Anima Mundi. A Visionary Impulse, ideata dallo studio multidisciplinare Dotdotdot per Geely Auto, trasforma la sala in un microcosmo sensoriale in continua evoluzione. La conformazione dell’opera varia in tempo reale sulla base di dati ambientali – luce, umidità, pressione atmosferica – e del movimento delle persone nello spazio.
Il primo elemento che si percepisce entrando non è visivo: è un battito, basso e continuo, che definisce il ritmo dell’intera esperienza. A guidare i visitatori è la dimensione sonora: una composizione originale reinterpretata da un algoritmo e diffusa attraverso le 4.000 canne dello storico organo del 1901, protagonista assoluto dell’installazione.
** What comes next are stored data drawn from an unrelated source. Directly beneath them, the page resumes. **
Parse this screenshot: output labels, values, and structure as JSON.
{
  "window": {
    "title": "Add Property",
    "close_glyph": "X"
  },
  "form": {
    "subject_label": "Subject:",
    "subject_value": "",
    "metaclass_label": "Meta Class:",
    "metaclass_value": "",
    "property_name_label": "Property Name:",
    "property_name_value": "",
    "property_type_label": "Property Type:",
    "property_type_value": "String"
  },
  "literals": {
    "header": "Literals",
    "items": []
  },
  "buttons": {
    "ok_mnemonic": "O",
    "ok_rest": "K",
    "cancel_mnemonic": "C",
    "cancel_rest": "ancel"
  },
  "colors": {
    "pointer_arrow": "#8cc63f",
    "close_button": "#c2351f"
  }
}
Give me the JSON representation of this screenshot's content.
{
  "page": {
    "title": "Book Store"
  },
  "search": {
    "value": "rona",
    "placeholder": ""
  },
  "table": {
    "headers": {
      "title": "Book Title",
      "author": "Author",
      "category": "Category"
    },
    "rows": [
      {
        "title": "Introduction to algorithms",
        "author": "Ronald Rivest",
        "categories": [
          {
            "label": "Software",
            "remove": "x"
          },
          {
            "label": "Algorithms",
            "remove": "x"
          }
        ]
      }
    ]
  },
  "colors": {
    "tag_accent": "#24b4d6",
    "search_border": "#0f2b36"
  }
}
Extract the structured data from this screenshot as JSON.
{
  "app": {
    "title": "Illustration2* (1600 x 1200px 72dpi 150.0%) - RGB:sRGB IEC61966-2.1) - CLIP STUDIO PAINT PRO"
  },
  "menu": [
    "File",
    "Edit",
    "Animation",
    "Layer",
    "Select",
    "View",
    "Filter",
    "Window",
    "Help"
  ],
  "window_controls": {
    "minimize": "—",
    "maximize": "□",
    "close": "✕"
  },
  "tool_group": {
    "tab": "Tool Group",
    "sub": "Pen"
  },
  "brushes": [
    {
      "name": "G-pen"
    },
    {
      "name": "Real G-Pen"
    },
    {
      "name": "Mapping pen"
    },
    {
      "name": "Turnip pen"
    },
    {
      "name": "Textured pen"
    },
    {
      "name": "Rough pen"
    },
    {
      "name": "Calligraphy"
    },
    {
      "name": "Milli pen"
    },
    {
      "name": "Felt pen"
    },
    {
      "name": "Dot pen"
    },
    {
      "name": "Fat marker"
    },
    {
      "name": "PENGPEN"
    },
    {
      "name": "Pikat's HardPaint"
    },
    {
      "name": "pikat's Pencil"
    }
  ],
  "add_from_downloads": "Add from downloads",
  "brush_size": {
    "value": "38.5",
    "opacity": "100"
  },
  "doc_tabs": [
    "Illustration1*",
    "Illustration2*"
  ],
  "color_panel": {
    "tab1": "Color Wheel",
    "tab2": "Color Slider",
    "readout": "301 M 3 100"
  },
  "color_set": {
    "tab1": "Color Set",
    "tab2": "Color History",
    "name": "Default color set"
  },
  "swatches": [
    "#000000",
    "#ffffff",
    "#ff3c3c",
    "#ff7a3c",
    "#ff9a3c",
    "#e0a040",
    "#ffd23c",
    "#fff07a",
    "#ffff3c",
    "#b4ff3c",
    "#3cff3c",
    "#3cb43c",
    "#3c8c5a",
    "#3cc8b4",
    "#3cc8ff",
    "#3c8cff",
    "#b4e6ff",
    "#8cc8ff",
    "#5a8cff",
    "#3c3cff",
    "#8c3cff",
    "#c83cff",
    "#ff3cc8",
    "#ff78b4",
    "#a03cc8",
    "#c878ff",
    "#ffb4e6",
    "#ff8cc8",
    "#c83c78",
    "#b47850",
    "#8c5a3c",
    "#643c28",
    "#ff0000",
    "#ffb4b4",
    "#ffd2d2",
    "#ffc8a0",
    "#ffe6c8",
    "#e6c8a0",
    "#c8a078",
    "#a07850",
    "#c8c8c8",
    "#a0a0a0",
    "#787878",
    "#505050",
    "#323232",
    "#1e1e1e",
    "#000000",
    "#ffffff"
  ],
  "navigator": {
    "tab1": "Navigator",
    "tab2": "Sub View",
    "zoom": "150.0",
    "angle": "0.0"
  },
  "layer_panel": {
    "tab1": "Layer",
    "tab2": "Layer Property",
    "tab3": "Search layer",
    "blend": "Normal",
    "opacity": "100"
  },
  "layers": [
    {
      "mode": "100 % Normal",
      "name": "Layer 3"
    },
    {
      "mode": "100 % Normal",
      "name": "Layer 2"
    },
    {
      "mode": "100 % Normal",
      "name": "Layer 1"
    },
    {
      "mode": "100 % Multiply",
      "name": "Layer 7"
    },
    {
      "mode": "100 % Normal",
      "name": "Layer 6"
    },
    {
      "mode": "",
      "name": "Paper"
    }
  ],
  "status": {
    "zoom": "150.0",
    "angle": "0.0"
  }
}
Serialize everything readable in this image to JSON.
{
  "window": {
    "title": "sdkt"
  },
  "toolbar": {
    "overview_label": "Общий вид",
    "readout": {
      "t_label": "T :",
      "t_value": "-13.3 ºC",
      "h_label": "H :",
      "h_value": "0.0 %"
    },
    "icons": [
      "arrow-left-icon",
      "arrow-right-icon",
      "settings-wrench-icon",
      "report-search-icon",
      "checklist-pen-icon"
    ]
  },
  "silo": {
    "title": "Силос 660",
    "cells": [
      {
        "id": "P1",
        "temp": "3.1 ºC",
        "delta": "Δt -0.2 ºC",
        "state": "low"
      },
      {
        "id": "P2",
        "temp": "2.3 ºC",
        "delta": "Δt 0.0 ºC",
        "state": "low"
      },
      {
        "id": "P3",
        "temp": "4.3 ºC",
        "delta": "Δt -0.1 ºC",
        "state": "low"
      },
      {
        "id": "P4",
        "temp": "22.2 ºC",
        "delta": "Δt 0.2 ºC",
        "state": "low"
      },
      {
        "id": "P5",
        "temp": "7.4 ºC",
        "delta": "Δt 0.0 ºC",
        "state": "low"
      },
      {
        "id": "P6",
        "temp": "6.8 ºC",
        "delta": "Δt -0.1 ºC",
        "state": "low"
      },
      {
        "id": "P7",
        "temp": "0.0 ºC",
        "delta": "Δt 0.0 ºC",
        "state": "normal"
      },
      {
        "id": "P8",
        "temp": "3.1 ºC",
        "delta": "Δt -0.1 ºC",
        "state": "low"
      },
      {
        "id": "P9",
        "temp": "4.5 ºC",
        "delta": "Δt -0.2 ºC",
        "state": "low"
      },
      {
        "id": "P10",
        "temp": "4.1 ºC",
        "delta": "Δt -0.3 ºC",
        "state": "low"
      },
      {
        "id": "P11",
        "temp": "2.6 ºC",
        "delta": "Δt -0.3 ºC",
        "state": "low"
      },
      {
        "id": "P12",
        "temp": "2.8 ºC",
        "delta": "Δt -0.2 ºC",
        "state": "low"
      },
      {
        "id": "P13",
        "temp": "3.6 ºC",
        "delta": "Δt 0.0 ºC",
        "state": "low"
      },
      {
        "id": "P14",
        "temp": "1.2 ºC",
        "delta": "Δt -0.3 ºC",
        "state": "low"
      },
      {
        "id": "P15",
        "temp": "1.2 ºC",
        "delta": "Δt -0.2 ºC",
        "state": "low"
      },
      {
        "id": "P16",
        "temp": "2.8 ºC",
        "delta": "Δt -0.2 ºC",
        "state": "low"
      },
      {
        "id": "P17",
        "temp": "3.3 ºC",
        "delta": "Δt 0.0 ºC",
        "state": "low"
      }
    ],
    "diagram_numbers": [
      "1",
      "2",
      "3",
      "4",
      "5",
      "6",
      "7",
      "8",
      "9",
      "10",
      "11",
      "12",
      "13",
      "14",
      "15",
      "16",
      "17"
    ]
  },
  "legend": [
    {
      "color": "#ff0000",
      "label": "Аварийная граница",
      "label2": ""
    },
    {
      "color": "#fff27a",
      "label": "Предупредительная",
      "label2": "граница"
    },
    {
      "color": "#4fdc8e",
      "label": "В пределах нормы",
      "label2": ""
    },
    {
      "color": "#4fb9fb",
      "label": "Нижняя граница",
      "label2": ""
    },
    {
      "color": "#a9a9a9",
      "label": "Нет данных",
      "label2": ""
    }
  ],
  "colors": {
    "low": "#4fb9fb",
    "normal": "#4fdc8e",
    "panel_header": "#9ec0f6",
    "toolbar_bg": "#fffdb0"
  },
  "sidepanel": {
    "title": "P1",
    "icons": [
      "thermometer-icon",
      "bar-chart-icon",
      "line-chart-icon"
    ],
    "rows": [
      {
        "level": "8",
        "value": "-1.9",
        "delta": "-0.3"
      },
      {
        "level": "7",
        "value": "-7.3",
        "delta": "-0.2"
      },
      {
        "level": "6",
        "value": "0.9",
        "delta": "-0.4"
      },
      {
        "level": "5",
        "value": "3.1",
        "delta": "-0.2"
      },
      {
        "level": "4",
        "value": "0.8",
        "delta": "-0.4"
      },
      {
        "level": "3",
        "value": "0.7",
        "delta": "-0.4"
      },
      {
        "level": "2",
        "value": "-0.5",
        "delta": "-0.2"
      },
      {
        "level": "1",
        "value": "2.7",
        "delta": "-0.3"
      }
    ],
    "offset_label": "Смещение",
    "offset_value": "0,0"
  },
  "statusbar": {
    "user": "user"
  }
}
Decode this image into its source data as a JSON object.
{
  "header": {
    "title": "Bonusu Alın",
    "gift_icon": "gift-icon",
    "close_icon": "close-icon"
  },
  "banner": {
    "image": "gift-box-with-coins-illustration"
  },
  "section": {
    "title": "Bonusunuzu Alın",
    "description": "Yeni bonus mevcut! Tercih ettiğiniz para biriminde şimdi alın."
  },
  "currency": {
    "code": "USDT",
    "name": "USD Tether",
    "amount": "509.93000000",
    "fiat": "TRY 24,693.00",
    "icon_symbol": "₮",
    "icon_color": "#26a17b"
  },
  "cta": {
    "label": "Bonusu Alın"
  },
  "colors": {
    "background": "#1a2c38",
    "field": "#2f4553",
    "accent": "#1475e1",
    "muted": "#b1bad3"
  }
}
I cinque pannelli monumentali che compongono l’opera reagiscono alla presenza di chi li attraversa, mentre immagini e paesaggi sonori si auto-generano. Nessuno guarda dall’esterno: chiunque entri diventa, involontariamente, co-autore di ciò che accade.
Il progetto si inserisce nel Porta Venezia Design District e porta la firma di un brand automobilistico cinese, Geely, che al Fuorisalone non porta un’auto su un piedistallo ma una riflessione sul rapporto tra essere umano, tecnologia e natura. Nell’installazione compare anche il nuovo Geely E2, integrato come simbolo di una mobilità che vuole essere sostenibile e accessibile.
Anima Mundi è visitabile fino al 26 aprile, con ingresso libero, in via Vivaio 7.